The practice of Islam by members of the African diaspora may be a consequence of African Muslims retaining their religion after leaving Africa (as for many Muslims in Europe) or of people of African ethnicity converting to Islam, as among many African-American Muslims, where conversion is often presented as a recovery of an African heritage lost during the Atlantic slave trade. In many regions, African-diaspora Muslims are an intersectional minority, and may face both racism and anti-Islam sentiment.

== Background ==
Islam has existed in Africa for a long time. It first arrived in North Africa up until around the 8th century when the religion began to spread south and west. It spread across sub-Saharan Africa since the 8th century onwards, where Islam is the majority or significant minority religion in many modern countries. The states that Islam was able to spread through and begin to influence were in West Africa (including places like Senegal, Gambia, Niger, Guinea, Burkina Faso, Mali, and Nigeria). It is even seen today in many of those countries that there is still that presence and some influence of Islam. Researchers also believe that it is very likely that Islam was able to spread into Africa due to trade throughout the Mediterranean Sea and trans-Saharan routes. It is a known fact that throughout history trade has been one of the biggest forms of communication and a very useful pathway as people trade more than just goods, but also practices and religious traditions that others tend to adopt.

Aside from just trade as the most popular way that Islam made its way into Western Africa, there were also religious teachers or even Islamic missionaries that were looking to spread their faith, often as a side effect of engaging in trade or working with local polities. Without all of this trade, Islam would not have been able to spread to the vast number of people it did in Africa and in turn not make its influence on the people and other religions of that area.

An article by the Lowcountry Digital History Initiative mentioned how some of these northern and west African kings converted to Islam themselves when the spreading happened, and those that did not convert were completely fine with allowing others to practice this newly introduced religion. The article goes on to mention that the mass number of conversions to Islam would not end up happening until much later around the 17th century. It continues on explaining how as more and more people converted, new practices were developed, and some older ones were left behind. In other words, as the religion grew it began to change and evolve into one that more and more people wanted to be a part of. They were able to make some changes that made more sense to them and keep the religion intriguing and popular within the newer countries.

== History ==

Islam was already well established in West Africa by the time the transatlantic slave trade started, having reached northern Nigeria by the fourteenth century.

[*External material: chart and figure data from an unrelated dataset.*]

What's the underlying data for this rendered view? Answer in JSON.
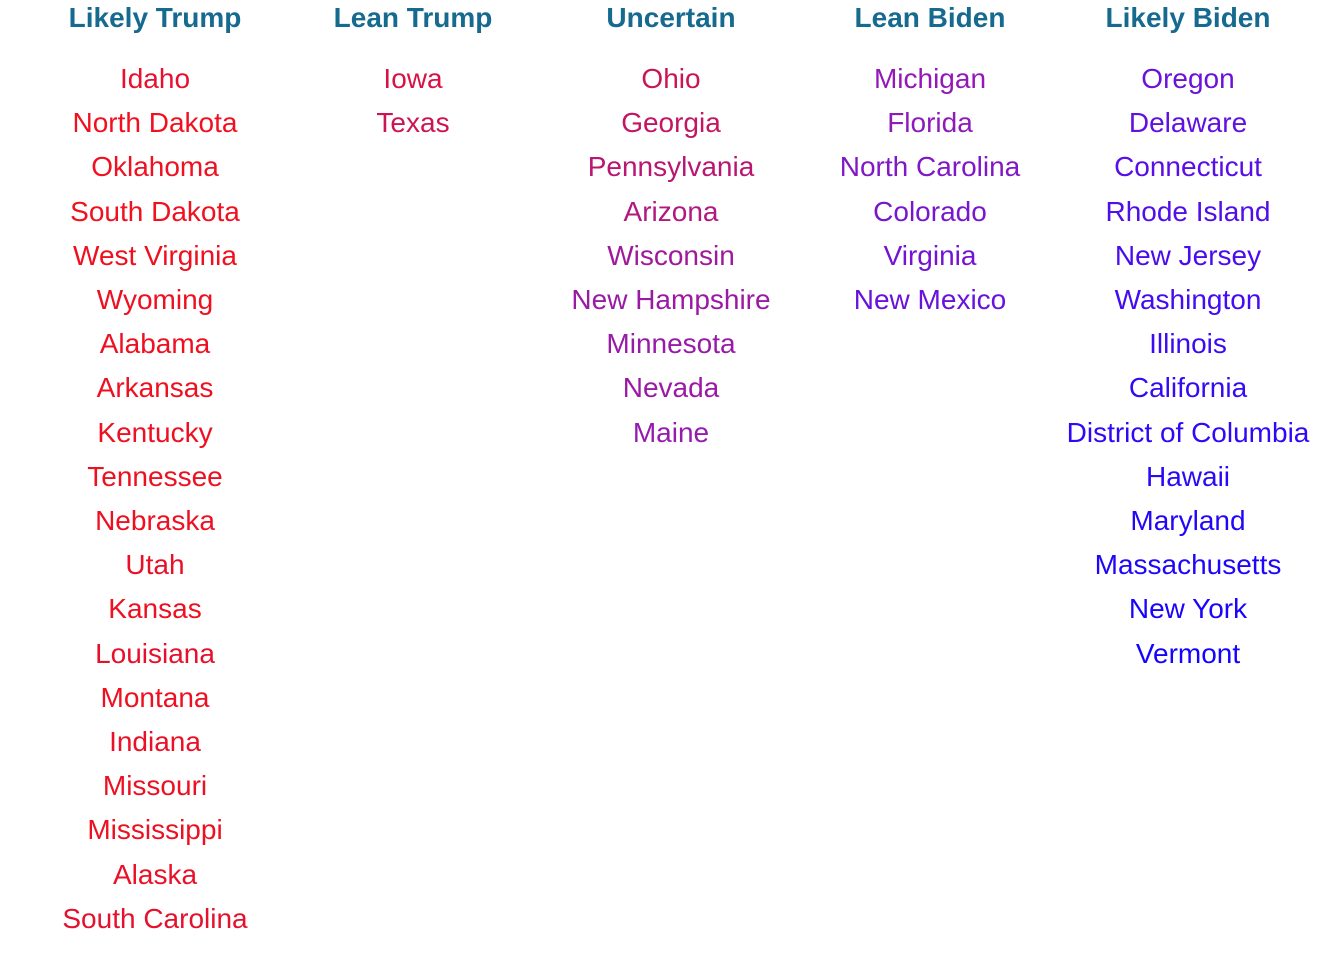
{
  "columns": [
    {
      "key": "likely_trump",
      "title": "Likely Trump",
      "states": [
        "Idaho",
        "North Dakota",
        "Oklahoma",
        "South Dakota",
        "West Virginia",
        "Wyoming",
        "Alabama",
        "Arkansas",
        "Kentucky",
        "Tennessee",
        "Nebraska",
        "Utah",
        "Kansas",
        "Louisiana",
        "Montana",
        "Indiana",
        "Missouri",
        "Mississippi",
        "Alaska",
        "South Carolina"
      ],
      "colors": [
        "#e8102e",
        "#f2101e",
        "#f0101f",
        "#f1101e",
        "#ef101f",
        "#ee1020",
        "#ee1021",
        "#ee1020",
        "#ee1020",
        "#ee1020",
        "#ee1021",
        "#e81027",
        "#ee1020",
        "#e6102c",
        "#ee1021",
        "#ea1025",
        "#ec1023",
        "#ee1021",
        "#ea1026",
        "#e4102c"
      ]
    },
    {
      "key": "lean_trump",
      "title": "Lean Trump",
      "states": [
        "Iowa",
        "Texas"
      ],
      "colors": [
        "#d81245",
        "#cc1455"
      ]
    },
    {
      "key": "uncertain",
      "title": "Uncertain",
      "states": [
        "Ohio",
        "Georgia",
        "Pennsylvania",
        "Arizona",
        "Wisconsin",
        "New Hampshire",
        "Minnesota",
        "Nevada",
        "Maine"
      ],
      "colors": [
        "#cc1455",
        "#c41562",
        "#b81672",
        "#b01880",
        "#a0199b",
        "#9a1aa5",
        "#981aa8",
        "#9a1aa5",
        "#941bae"
      ]
    },
    {
      "key": "lean_biden",
      "title": "Lean Biden",
      "states": [
        "Michigan",
        "Florida",
        "North Carolina",
        "Colorado",
        "Virginia",
        "New Mexico"
      ],
      "colors": [
        "#9418b8",
        "#8e1ab9",
        "#8018c6",
        "#7816cd",
        "#7414d2",
        "#6812dc"
      ]
    },
    {
      "key": "likely_biden",
      "title": "Likely Biden",
      "states": [
        "Oregon",
        "Delaware",
        "Connecticut",
        "Rhode Island",
        "New Jersey",
        "Washington",
        "Illinois",
        "California",
        "District of Columbia",
        "Hawaii",
        "Maryland",
        "Massachusetts",
        "New York",
        "Vermont"
      ],
      "colors": [
        "#6a12d8",
        "#6010df",
        "#580ee6",
        "#500ee8",
        "#4a0ced",
        "#440cf0",
        "#3c0af2",
        "#340af5",
        "#2e08f7",
        "#2a08f8",
        "#2206fa",
        "#1e06fb",
        "#1a04fc",
        "#1404fd"
      ]
    }
  ]
}
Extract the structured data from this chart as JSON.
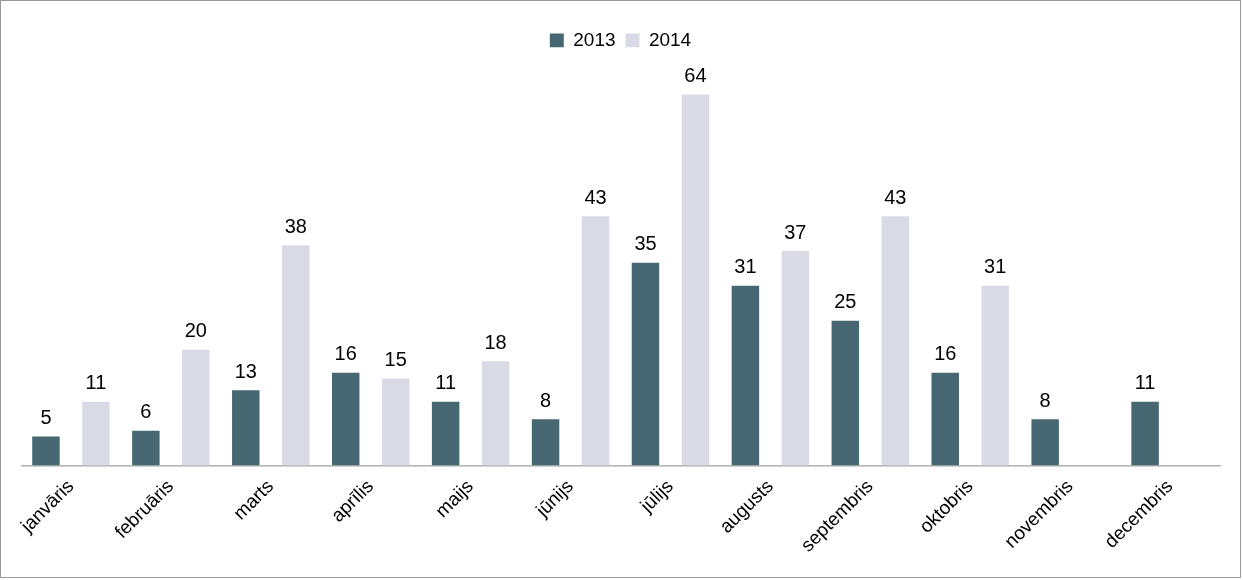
{
  "chart_data": {
    "type": "bar",
    "categories": [
      "janvāris",
      "februāris",
      "marts",
      "aprīlis",
      "maijs",
      "jūnijs",
      "jūlijs",
      "augusts",
      "septembris",
      "oktobris",
      "novembris",
      "decembris"
    ],
    "series": [
      {
        "name": "2013",
        "color": "#476872",
        "values": [
          5,
          6,
          13,
          16,
          11,
          8,
          35,
          31,
          25,
          16,
          8,
          11
        ]
      },
      {
        "name": "2014",
        "color": "#d9dae6",
        "values": [
          11,
          20,
          38,
          15,
          18,
          43,
          64,
          37,
          43,
          31,
          null,
          null
        ]
      }
    ],
    "data_labels": true,
    "legend": "top",
    "grid": false
  }
}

There, it syncretized with West African traditional religion, resulting in the development of Sufist practices. These practices also came to the Americas during the slave trade. Most Muslim Africans enslaved to the Americas were captured in raids and expeditions during a time span of 350 years. Between fifteen to thirty percent of the enslaved people that were brought to the Americas through the slave trade practiced some form of Islam. Out of these, many continued to practice Islam, thus becoming the first major Muslim populations in the Americas, at least in the American South.

The slave trade would be the reason for the first presence of Muslims and Islam in the United States. These slaves continued to practice and preach their traditions and ways of life and pass them on to their friends and families growing the culture and religion. These same Lowcountry articles continue to go on and talk about how Americans only picture middle eastern people and even the violent terrorist groups that come from some of those counties when thinking about Islam. But in reality, Islam had been in this country for many years prior to these groups and stereotypes and that people tend to forget about how Islam arrived in this country in the first place. Without the presence of Muslims coming from the slave trade, it is unlikely that Islam would have been able to spread and have an influence as much as it does in the country today. Islam was an escape for these slaves as it was something from their home and roots that they could continue to practice and live through to keep their heritage and beliefs alive.